Ho aspettato una settimana prima di pubblicare queste foto. Sono state scattate a Roma, durante la manifestazione nazionale per la pace. Mi sembra sia passata una vita da quel giorno di sole caldo e strade affollate. Cinquantamila, insieme in una piazza, con le bandiere colorate, i cartelloni, i Peace&Love sulle guance, gli zaini in spalla e i rifornimenti di cibo.

Dai megafoni, motti in rima urlati a squarciagola. Persone sul palco leggono i loro discorsi, che a un certo punto mi sembrano tutti uguali. Ma mi commuovono comunque. Intorno a me, vedo sorrisi di tutte le età. C’è un bambino che indossa dei pantaloni coloratissimi. E mi commuovo di nuovo.

Con le bandiere della pace sulle spalle ci sentiamo invincibili. Quando, tra una risata e una foto, realizzo che non lo siamo, mi viene da piangere. Mi sento sopraffatta e inutile. E pure in colpa. È scoppiata un’altra guerra e io mi chiedo che senso abbia manifestare per la pace. Che ci faccio lì? A che serve tutto quel colore? La musica, all’improvviso, diventa un frastuono.

Ho aspettato una settimana prima di pubblicare queste foto perché non ne capivo il senso. Probabilmente, le avrei condivise solo per sedare un bisogno di approvazione; per mostrare le cose belle dell’umanità e dimostrare che anche io ne sono parte.

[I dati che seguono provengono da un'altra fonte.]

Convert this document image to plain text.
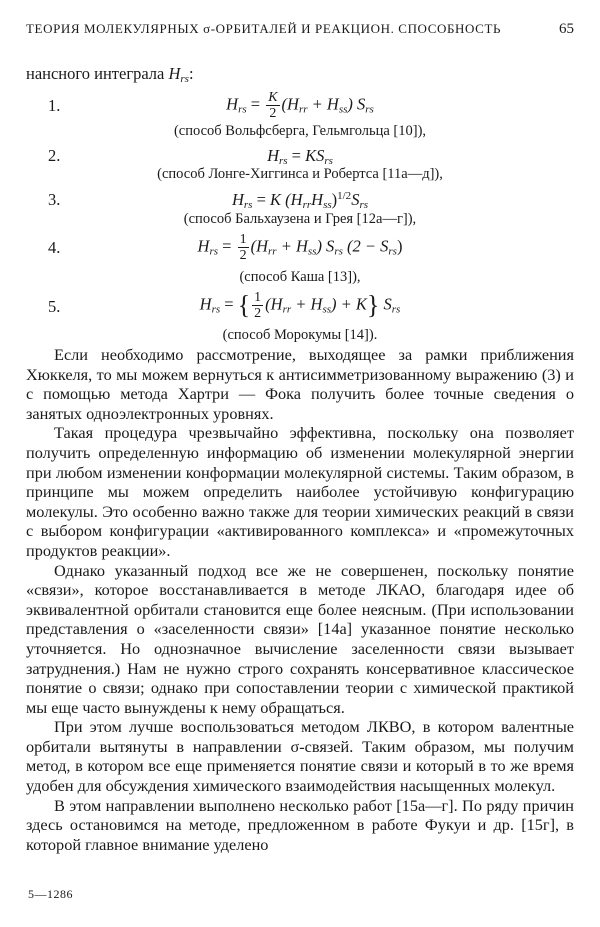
ТЕОРИЯ МОЛЕКУЛЯРНЫХ σ-ОРБИТАЛЕЙ И РЕАКЦИОН. СПОСОБНОСТЬ	65
нансного интеграла $H_{rs}$:
1.	$H_{rs} = \frac{K}{2} (H_{rr} + H_{ss})$ $S_{rs}$
(способ Вольфсберга, Гельмгольца [10]),
2.	$H_{rs} = KS_{rs}$
(способ Лонге-Хиггинса и Робертса [11а—д]),
3.	$H_{rs} = K$ $(H_{rr}H_{ss})^{1/2}S_{rs}$
(способ Бальхаузена и Грея [12а—г]),
4.	$H_{rs} = \frac{1}{2} (H_{rr} + H_{ss})$ $S_{rs}$ $(2 - S_{rs})$
(способ Каша [13]),
5.	$H_{rs}$ = { $\frac{1}{2} (H_{rr} + H_{ss}) + K$} $S_{rs}$
(способ Морокумы [14]).

Если необходимо рассмотрение, выходящее за рамки приближения Хюккеля, то мы можем вернуться к антисимметризованному выражению (3) и с помощью метода Хартри — Фока получить более точные сведения о занятых одноэлектронных уровнях.

Такая процедура чрезвычайно эффективна, поскольку она позволяет получить определенную информацию об изменении молекулярной энергии при любом изменении конформации молекулярной системы. Таким образом, в принципе мы можем определить наиболее устойчивую конфигурацию молекулы. Это особенно важно также для теории химических реакций в связи с выбором конфигурации «активированного комплекса» и «промежуточных продуктов реакции».

Однако указанный подход все же не совершенен, поскольку понятие «связи», которое восстанавливается в методе ЛКАО, благодаря идее об эквивалентной орбитали становится еще более неясным. (При использовании представления о «заселенности связи» [14а] указанное понятие несколько уточняется. Но однозначное вычисление заселенности связи вызывает затруднения.) Нам не нужно строго сохранять консервативное классическое понятие о связи; однако при сопоставлении теории с химической практикой мы еще часто вынуждены к нему обращаться.

При этом лучше воспользоваться методом ЛКВО, в котором валентные орбитали вытянуты в направлении σ-связей. Таким образом, мы получим метод, в котором все еще применяется понятие связи и который в то же время удобен для обсуждения химического взаимодействия насыщенных молекул.

В этом направлении выполнено несколько работ [15а—г]. По ряду причин здесь остановимся на методе, предложенном в работе Фукуи и др. [15г], в которой главное внимание уделено

5—1286
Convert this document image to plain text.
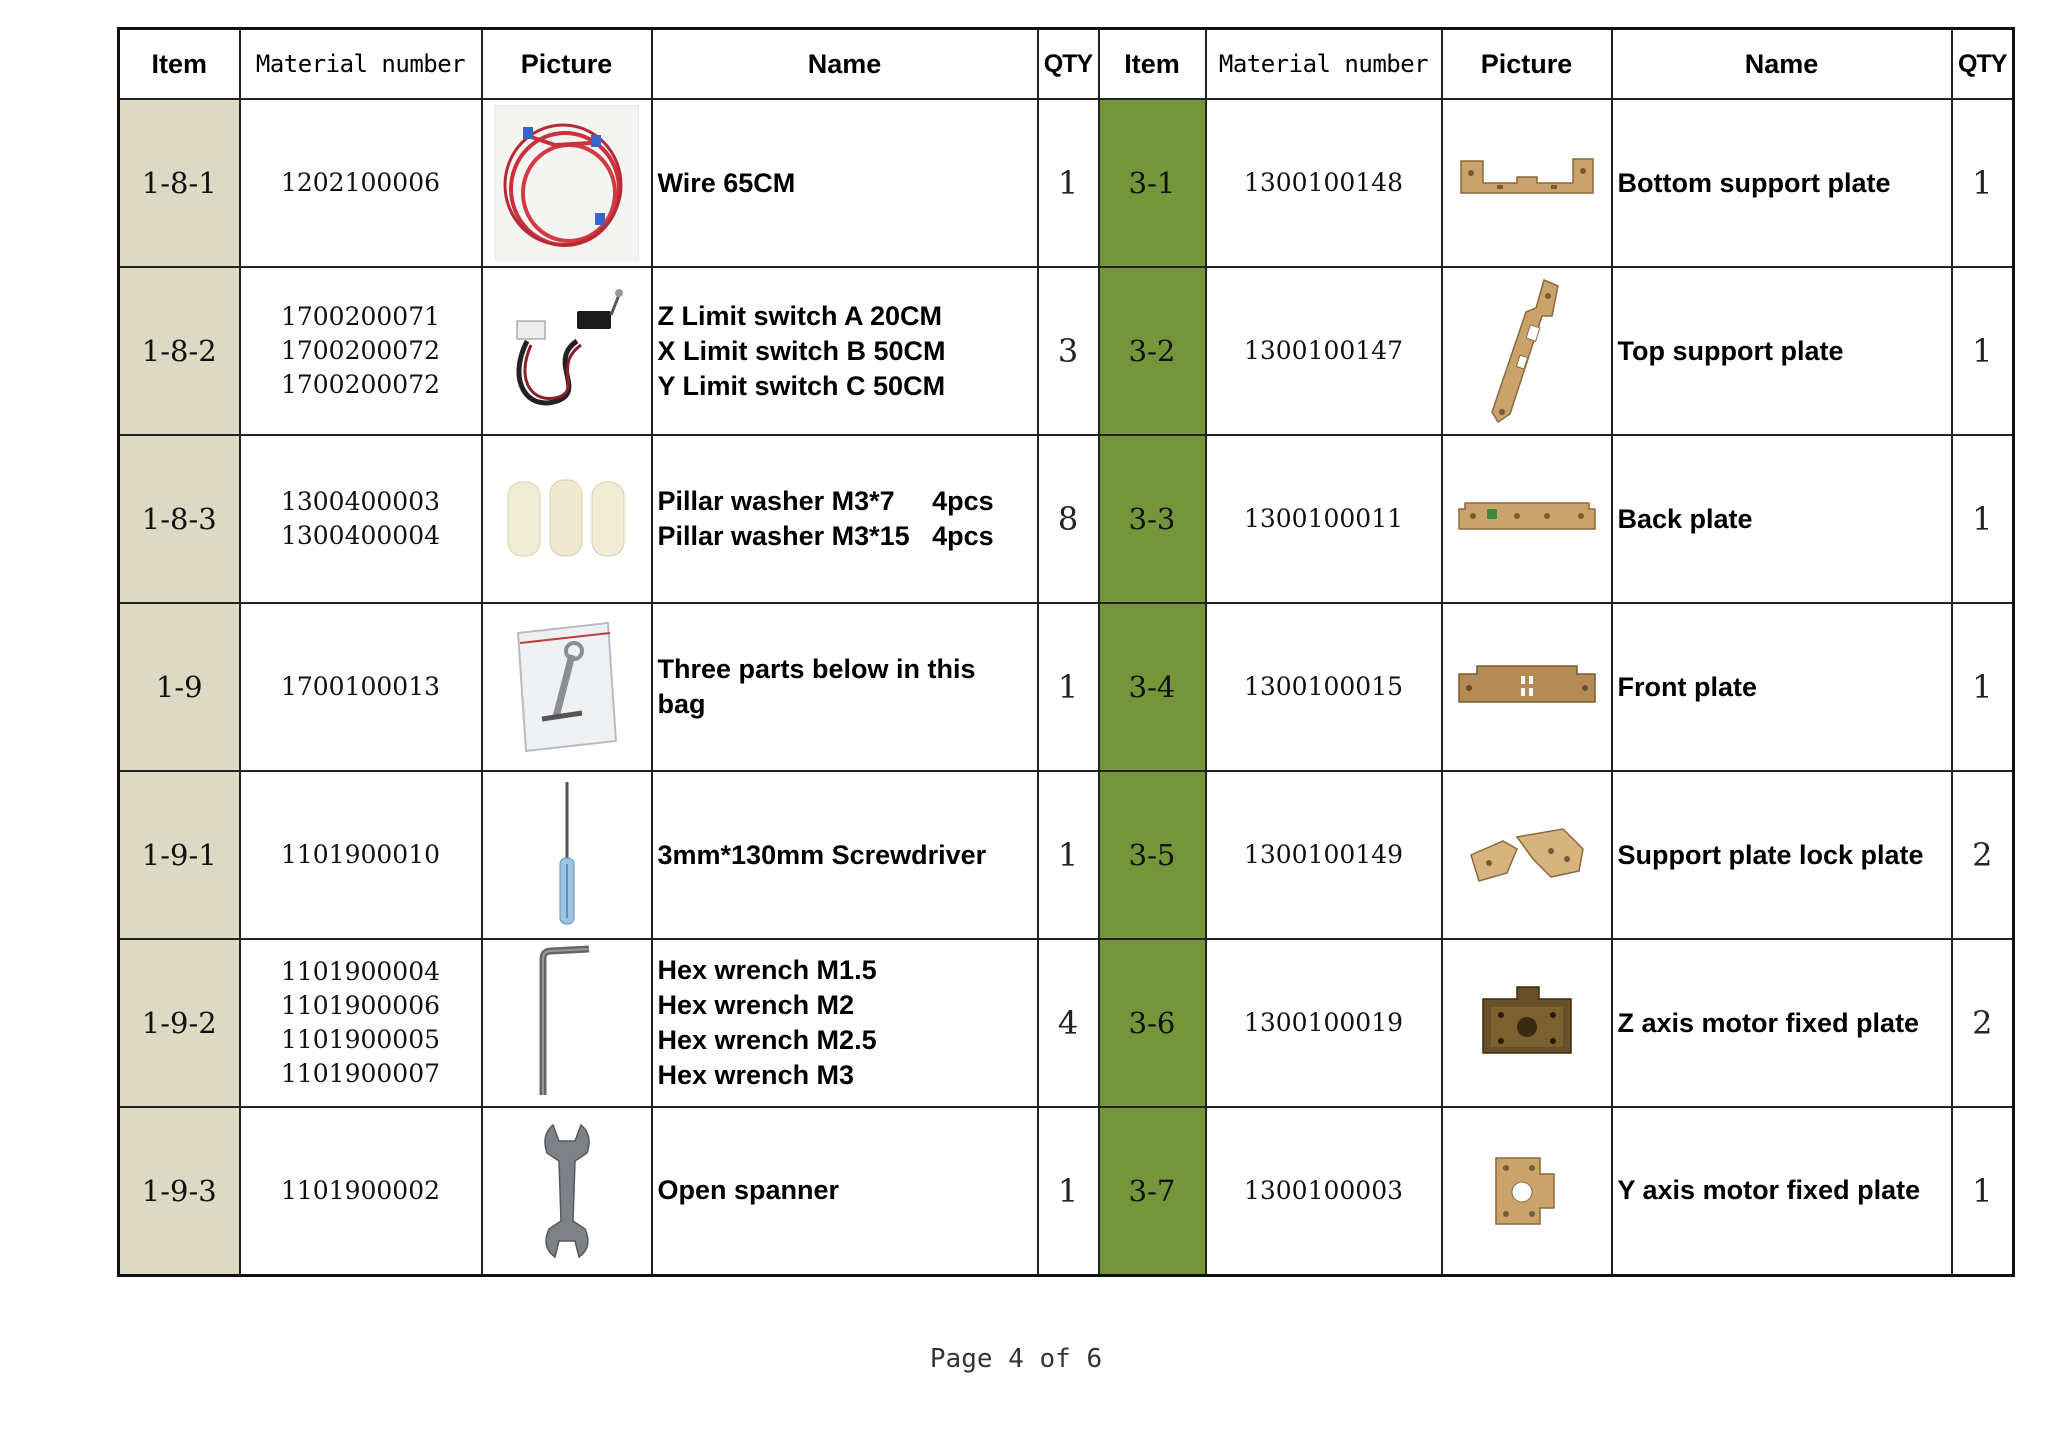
Item	Material number	Picture	Name	QTY	Item	Material number	Picture	Name	QTY
1-8-1	1202100006		Wire 65CM	1	3-1	1300100148		Bottom support plate	1
1-8-2	1700200071
1700200072
1700200072		Z Limit switch A 20CM
X Limit switch B 50CM
Y Limit switch C 50CM	3	3-2	1300100147		Top support plate	1
1-8-3	1300400003
1300400004		Pillar washer M3*7     4pcs
Pillar washer M3*15   4pcs	8	3-3	1300100011		Back plate	1
1-9	1700100013		Three parts below in this bag	1	3-4	1300100015		Front plate	1
1-9-1	1101900010		3mm*130mm Screwdriver	1	3-5	1300100149		Support plate lock plate	2
1-9-2	1101900004
1101900006
1101900005
1101900007		Hex wrench M1.5
Hex wrench M2
Hex wrench M2.5
Hex wrench M3	4	3-6	1300100019		Z axis motor fixed plate	2
1-9-3	1101900002		Open spanner	1	3-7	1300100003		Y axis motor fixed plate	1
Page 4 of 6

Non che adesso abbia elaborato una riflessione profonda su cosa significhi per me “manifestare per la pace”, ma stasera mi sono ritrovata a pensare a quella giornata. Le luci del tramonto romano, il murale dedicato a Raffaella Carrà e le nuvole viola dietro l’Altare della Patria. La premura di Giulia nel prendersi cura degli altri; l’ironia intelligente di Martina; la piacevole teatralità delle conversazioni con Leonardo. E pure il formaggio di Gabriele. La meraviglia della quotidianità, concentrata in quindici ore.

Questo per dire che le manifestazioni in piazza [con le bandiere colorate, i cartelloni, i Peace&Love sulle guance, gli zaini in spalla e i rifornimenti di cibo] sono un bel modo – secondo me – per rivendicare il diritto alla quotidianità quando questa viene interrotta dalla guerra.